How to Deal With a Depressed Mother

Dealing with a depressed family member never comes easy, but when depression affects your mother, the roles flip, and you have to become the responsible one 1. Depression can cause many problems for your mom, including feeling extremely sad or experiencing fatigue. This can lead to relationship and work problems as well. Treatment such as medication and therapy can reduce these symptoms, allowing your mom to live a more normal life.

Get familiar with the signs and symptoms of depression and spend some time reading material about the disorder. According to the 2002 Psychology Today article "Depression: A Family Matter," understanding your mother's symptoms are important for getting her help 1. Once you understand the issues surrounding depression, you'll probably have more patience, know how to respond to your mom and have a better understanding of the treatment options.

Ask your mom to see her primary care physician or a therapist to discuss the symptoms she's experiencing. Due to depression, your mom will lack motivation and energy to make and attend the appointment, so it'd be helpful if you made the appointment for her and went with her the first time. The Florida International University article "How Can Family And Friends Help The Depressed Person?" recommends that you monitor your mother's treatment plan to ensure that she is following through on taking her medication and attending her therapy sessions 3.

Encourage your mom to continue to go to therapy and take her medication, even if she starts to feel better. The reason she feels better is due to the treatment. If she insists on stopping her medication, talk to her doctor first.
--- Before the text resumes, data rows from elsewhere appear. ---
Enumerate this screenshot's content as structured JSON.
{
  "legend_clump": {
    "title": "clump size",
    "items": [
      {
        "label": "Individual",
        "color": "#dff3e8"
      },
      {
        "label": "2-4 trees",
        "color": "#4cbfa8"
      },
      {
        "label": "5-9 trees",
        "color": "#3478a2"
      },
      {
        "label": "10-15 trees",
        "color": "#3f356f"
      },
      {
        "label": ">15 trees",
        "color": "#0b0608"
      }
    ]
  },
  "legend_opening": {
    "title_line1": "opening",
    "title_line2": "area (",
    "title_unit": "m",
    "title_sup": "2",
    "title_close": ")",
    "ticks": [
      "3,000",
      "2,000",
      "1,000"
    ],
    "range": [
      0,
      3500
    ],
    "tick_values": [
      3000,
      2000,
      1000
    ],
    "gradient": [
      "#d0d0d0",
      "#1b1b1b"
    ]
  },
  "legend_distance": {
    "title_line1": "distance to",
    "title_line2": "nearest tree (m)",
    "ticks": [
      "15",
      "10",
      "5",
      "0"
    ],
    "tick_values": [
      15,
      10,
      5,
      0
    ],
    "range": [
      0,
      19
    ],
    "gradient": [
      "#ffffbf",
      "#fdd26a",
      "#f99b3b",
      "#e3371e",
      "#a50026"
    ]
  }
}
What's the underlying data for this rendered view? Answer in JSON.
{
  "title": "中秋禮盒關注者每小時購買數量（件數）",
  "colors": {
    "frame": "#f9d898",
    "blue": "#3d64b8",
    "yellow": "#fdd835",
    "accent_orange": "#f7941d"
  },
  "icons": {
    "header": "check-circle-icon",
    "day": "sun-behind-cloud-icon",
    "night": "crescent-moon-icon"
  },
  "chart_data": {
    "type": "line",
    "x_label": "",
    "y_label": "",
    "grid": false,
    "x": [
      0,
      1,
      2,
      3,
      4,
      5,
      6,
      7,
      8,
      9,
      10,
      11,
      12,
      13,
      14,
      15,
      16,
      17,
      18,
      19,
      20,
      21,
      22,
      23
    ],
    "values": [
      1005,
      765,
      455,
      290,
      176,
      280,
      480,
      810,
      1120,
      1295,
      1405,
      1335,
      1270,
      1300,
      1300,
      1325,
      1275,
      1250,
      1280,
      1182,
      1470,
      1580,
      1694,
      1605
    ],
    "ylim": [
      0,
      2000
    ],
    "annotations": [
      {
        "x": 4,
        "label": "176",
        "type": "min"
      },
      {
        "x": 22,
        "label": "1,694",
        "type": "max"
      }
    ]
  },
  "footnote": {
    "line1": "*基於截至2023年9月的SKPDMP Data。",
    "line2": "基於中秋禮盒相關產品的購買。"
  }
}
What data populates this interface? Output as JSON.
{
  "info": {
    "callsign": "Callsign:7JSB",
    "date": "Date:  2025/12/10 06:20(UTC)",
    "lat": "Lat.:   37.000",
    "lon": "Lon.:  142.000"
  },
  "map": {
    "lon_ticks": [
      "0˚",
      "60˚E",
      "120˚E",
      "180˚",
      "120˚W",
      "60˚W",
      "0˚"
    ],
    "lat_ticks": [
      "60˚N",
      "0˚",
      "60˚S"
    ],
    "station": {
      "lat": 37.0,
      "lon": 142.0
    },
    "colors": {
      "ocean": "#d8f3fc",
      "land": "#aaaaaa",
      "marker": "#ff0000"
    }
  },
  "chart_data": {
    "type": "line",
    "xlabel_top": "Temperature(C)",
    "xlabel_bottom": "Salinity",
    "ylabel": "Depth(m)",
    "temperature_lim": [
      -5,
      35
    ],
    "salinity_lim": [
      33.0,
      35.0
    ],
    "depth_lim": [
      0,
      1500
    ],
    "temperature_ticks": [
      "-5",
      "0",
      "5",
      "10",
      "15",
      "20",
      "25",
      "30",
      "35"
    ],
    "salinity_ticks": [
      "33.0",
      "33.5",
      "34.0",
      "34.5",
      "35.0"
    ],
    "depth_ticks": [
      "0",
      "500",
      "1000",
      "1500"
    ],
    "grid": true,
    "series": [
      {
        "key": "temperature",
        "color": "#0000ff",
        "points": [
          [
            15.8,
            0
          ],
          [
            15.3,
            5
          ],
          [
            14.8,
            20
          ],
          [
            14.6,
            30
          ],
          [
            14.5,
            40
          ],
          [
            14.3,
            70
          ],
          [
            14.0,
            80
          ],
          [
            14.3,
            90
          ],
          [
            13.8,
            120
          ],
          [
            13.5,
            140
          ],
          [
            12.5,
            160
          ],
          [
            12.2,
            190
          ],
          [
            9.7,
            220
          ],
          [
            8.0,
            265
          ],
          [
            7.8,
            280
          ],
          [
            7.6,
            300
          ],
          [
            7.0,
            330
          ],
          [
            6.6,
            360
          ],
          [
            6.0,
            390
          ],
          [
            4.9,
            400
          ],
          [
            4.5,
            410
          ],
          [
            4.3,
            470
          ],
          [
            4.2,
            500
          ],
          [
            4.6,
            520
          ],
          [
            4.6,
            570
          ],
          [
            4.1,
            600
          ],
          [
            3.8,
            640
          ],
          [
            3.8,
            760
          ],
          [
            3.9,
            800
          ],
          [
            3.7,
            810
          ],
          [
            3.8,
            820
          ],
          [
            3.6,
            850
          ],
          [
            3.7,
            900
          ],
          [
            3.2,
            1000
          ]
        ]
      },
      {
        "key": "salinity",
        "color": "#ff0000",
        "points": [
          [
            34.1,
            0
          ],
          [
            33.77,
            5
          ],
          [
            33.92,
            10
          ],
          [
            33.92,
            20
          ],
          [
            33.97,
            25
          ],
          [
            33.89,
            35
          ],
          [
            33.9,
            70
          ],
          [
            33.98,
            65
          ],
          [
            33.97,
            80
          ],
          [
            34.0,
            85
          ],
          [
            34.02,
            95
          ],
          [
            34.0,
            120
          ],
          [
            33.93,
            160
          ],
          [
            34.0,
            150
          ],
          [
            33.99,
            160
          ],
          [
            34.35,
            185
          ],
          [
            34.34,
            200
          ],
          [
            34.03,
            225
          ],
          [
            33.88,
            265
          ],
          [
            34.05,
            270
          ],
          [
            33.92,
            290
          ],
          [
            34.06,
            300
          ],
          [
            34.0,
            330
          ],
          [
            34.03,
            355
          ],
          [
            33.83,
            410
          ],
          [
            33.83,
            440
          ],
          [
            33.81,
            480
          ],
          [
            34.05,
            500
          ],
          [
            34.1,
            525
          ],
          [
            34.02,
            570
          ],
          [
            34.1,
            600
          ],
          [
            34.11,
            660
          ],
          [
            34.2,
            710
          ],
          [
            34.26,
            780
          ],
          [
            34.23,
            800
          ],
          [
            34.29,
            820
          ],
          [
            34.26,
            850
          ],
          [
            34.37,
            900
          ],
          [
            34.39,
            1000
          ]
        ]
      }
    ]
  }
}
He might recommend that she take a lower dose to wean herself off the medication and to prevent the symptoms of depression from recurring.

Check in with your mom on a regular basis, especially if you don't live with her. Ask a trusted friend or neighbor to stop by the house regularly as well. If her symptoms of depression seem to be worsening, contact her therapist. If your mom stops taking care of her personal hygiene, stops eating and isolates herself, you should intervene.

Learn the signs of suicidal thinking such as talking about and glorifying death, saying goodbye, giving away prized possessions, getting her affairs in order and a sudden change from depression to calm. If your mom displays any signs of suicidal thinking, you need to get her immediate help to stabilize her mood. Don't leave her alone. Contact her therapist, call a suicide hot line, call 911 or take her to your local psychiatric emergency room. Take all signs of suicidal intention seriously to prevent a tragedy.


Don't expect your mom to improve too quickly. Most antidepressants take weeks to become effective, and she may need months or years of therapy. Practice patience with her and offer her emotional support.